También tendrían estas medida efectos colaterales favorables. Entre ellas, la disminución de la estadía de mercancías en los almacenes, lo que disminuiría las mermas y la oferta de productos en mal estado.

Otro ejemplo se encuentra en el cemento, una bolsa de ese producto que el Estado oferta a 112 pesos moneda nacional, en el mercado informal se consigue entre 80 y 90 pesos. Esto ocurre con infinidad de materiales de la construcción, herramientas de todo tipo y muchos otros productos.

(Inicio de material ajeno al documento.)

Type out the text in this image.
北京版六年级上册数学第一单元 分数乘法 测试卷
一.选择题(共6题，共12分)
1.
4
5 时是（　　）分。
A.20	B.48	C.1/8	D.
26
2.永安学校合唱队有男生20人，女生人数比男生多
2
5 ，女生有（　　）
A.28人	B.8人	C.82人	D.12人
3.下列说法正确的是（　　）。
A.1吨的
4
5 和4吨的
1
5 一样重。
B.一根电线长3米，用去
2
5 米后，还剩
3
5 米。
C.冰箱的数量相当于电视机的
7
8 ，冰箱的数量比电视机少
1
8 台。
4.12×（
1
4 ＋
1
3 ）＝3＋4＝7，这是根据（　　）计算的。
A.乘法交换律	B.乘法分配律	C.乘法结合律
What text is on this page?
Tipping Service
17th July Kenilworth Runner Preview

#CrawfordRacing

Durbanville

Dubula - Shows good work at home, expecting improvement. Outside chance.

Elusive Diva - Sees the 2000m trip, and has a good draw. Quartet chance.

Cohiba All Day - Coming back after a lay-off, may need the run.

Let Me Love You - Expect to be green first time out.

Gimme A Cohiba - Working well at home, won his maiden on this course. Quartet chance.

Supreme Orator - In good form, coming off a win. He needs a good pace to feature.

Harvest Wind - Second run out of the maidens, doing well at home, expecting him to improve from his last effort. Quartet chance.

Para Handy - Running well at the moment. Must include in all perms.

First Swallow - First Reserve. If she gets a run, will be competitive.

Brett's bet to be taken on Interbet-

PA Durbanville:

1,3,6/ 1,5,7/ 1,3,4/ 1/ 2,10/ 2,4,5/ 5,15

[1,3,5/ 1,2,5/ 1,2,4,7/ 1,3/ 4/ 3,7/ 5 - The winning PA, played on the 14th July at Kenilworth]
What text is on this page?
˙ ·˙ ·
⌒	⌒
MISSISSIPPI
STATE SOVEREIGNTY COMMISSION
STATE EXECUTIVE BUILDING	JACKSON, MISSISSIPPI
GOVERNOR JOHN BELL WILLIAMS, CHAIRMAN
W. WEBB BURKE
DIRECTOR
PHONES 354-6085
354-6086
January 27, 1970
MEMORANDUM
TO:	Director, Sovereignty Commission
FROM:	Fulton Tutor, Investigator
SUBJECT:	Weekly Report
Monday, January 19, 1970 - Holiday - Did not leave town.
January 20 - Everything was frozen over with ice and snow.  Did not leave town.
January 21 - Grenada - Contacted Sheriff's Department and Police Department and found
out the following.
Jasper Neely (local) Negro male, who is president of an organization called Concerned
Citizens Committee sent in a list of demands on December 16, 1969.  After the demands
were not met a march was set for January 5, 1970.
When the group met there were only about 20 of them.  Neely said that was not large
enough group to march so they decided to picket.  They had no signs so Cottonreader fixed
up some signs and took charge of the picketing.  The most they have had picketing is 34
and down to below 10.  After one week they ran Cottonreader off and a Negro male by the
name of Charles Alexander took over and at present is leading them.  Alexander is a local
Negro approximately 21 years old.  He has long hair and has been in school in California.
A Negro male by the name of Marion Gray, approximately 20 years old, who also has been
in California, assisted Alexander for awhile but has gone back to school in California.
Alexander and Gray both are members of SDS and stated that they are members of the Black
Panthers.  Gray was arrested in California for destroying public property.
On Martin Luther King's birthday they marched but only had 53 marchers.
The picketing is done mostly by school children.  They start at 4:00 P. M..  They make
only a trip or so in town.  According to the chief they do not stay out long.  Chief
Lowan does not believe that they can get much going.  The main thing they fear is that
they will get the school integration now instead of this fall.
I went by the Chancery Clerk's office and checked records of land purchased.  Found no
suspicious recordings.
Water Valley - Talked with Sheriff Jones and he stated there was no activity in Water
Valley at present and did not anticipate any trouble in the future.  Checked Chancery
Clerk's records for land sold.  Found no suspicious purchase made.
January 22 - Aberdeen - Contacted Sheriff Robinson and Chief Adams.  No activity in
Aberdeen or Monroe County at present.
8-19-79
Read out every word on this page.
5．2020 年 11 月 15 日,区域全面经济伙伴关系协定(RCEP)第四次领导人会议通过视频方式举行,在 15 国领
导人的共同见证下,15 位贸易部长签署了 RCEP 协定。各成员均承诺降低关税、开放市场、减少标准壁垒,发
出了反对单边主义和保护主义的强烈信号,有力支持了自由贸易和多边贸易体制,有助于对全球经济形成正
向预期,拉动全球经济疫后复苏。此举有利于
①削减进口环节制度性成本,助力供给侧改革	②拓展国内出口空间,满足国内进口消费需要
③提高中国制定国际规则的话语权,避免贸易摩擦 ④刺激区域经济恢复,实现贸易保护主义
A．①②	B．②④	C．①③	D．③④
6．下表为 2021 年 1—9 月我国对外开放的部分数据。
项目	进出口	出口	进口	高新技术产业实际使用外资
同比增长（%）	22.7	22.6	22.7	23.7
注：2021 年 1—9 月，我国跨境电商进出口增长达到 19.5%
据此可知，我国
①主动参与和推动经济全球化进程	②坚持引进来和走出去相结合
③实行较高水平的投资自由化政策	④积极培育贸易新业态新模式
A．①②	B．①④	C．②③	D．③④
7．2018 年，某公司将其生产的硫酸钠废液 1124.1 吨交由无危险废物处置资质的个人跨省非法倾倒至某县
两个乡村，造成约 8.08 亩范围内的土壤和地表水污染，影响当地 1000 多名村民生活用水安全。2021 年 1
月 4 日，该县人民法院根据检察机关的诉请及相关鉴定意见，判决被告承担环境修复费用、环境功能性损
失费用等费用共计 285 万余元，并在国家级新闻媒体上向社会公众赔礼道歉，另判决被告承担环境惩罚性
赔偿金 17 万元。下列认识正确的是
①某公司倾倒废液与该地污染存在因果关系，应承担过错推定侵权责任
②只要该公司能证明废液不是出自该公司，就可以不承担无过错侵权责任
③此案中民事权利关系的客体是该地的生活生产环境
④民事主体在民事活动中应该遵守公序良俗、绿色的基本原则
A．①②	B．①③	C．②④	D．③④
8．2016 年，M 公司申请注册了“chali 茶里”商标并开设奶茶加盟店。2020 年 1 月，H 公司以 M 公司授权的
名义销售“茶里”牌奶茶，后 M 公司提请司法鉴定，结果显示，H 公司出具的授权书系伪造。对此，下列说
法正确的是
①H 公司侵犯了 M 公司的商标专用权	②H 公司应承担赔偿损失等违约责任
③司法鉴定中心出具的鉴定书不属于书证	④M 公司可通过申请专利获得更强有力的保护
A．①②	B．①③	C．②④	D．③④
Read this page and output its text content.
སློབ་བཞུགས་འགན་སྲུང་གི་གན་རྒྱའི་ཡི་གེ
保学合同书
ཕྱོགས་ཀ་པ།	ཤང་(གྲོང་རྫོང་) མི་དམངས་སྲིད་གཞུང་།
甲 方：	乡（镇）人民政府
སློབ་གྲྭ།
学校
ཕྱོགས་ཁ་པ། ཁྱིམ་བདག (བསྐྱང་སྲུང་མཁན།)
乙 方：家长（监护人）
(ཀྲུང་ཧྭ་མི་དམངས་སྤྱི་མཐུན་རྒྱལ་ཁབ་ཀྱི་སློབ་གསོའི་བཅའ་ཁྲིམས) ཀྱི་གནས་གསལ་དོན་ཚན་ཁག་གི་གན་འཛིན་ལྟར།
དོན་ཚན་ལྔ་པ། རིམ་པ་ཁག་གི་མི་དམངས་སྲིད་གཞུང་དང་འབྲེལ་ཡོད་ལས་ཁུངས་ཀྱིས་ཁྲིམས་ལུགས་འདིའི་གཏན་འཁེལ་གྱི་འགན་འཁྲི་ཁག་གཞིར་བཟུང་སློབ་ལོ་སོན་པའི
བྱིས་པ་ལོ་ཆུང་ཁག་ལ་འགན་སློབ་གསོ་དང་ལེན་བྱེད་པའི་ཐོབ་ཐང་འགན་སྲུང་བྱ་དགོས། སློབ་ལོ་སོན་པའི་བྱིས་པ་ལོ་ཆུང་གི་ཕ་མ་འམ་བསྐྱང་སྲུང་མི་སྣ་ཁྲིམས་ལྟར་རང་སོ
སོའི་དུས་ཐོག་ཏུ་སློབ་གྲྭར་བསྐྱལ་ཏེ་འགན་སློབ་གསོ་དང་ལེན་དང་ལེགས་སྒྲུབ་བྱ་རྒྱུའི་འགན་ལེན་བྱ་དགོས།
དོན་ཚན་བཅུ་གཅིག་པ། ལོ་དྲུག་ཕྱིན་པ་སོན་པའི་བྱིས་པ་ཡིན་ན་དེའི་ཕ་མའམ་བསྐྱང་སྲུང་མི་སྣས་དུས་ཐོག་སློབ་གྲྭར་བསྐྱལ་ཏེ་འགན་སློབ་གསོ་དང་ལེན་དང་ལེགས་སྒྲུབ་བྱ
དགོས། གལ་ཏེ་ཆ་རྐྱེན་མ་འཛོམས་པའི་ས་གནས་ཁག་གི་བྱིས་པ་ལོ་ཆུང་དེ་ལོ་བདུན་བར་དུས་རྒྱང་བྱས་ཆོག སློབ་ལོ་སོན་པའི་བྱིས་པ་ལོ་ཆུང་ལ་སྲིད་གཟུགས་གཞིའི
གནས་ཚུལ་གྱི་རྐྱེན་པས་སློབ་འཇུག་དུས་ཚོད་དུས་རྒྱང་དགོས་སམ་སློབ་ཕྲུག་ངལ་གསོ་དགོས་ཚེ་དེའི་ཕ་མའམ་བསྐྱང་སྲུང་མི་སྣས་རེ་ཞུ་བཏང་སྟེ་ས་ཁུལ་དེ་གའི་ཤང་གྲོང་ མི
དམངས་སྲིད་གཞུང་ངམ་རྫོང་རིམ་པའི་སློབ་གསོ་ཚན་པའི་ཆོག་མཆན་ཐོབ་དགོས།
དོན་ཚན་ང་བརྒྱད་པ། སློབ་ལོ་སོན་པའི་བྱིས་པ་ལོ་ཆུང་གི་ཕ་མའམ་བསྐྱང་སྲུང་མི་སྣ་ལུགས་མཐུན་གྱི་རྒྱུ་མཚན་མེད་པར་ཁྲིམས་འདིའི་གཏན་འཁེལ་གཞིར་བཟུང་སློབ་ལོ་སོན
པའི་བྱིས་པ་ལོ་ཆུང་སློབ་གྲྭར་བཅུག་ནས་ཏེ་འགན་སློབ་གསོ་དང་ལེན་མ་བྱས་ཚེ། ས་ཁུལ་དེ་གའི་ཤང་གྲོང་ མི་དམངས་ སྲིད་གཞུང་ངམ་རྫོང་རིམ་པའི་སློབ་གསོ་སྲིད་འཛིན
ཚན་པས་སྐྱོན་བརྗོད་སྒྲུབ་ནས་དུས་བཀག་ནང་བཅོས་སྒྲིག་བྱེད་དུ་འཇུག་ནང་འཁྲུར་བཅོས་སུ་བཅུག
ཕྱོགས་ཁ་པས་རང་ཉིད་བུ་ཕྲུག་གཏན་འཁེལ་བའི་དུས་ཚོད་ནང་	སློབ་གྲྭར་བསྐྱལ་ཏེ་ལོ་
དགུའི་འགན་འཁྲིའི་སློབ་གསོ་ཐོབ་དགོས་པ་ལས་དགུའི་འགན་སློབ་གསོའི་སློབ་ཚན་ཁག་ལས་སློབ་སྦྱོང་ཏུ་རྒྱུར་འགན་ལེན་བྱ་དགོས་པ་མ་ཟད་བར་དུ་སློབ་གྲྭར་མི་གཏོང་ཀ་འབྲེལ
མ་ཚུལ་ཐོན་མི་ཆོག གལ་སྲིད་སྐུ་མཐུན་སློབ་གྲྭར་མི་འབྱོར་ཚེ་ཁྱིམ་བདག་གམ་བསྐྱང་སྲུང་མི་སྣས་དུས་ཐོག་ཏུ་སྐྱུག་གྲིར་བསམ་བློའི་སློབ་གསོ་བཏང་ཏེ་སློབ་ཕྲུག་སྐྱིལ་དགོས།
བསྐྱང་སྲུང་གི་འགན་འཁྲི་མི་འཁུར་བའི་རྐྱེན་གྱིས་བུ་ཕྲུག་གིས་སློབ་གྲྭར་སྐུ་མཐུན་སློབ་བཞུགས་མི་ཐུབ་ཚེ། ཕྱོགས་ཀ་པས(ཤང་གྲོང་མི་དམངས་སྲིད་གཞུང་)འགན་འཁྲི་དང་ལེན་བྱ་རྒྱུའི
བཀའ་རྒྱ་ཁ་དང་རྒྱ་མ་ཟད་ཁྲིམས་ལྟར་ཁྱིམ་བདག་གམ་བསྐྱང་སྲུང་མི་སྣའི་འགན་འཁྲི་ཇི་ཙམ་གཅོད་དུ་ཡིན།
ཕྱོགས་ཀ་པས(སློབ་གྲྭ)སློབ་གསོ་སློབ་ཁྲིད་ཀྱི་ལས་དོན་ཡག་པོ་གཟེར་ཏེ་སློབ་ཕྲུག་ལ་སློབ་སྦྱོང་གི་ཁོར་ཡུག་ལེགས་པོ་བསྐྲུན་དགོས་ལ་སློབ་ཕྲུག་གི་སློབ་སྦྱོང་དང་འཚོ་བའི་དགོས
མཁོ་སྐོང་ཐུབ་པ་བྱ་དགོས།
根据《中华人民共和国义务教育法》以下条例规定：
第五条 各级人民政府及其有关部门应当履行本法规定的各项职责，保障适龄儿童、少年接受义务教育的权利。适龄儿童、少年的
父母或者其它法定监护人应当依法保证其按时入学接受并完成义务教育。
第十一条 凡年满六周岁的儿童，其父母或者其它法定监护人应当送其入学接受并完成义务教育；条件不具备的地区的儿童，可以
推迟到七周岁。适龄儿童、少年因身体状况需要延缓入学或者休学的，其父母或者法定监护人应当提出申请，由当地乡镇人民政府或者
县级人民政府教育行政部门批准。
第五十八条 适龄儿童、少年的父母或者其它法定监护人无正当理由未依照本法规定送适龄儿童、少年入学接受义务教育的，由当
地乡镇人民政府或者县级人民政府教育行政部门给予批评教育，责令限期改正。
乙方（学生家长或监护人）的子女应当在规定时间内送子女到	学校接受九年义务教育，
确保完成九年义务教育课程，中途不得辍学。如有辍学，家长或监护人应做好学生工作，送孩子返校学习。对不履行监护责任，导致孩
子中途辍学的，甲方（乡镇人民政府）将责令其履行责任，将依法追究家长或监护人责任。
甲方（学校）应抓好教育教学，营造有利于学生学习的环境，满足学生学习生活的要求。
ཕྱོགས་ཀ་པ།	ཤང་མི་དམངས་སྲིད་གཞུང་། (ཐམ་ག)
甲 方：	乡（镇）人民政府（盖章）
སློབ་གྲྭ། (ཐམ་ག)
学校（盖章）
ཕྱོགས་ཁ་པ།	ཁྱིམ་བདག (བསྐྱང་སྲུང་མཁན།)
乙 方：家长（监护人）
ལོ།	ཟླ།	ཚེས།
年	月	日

Claro está que deben excluirse de la reducción de precios los productos y servicios que pueden ser calificados de suntuosos ofertados por el Estado, como los yakusi, los elementos constructivos de lujo, las intervenciones quirúrgicas con fines estéticos que no deriven de desfiguraciones congénitas o accidentes y otros similares.

Paradójicamente, la bolsa negra protege más a sus consumidores que el comercio estatal, pues quienes actúan en ella se cuidan mucho de ofertar productos en buen estado porque lo contrario les pondría en riesgo de ser considerados y hasta delatados por estafadores y, además, porque perderían la única forma de promover las ventas entre sus clientes, boca a boca.

La oferta estatal bajo estas consideraciones, conllevaría a una más rápida circulación de los productos y por tanto monetaria, y brindaría mayor satisfacción y protección a los consumidores. También elevaría el poder adquisitivo del dinero y por tanto de los salarios, y los riesgos de caer en círculos inflacionarios serían menores.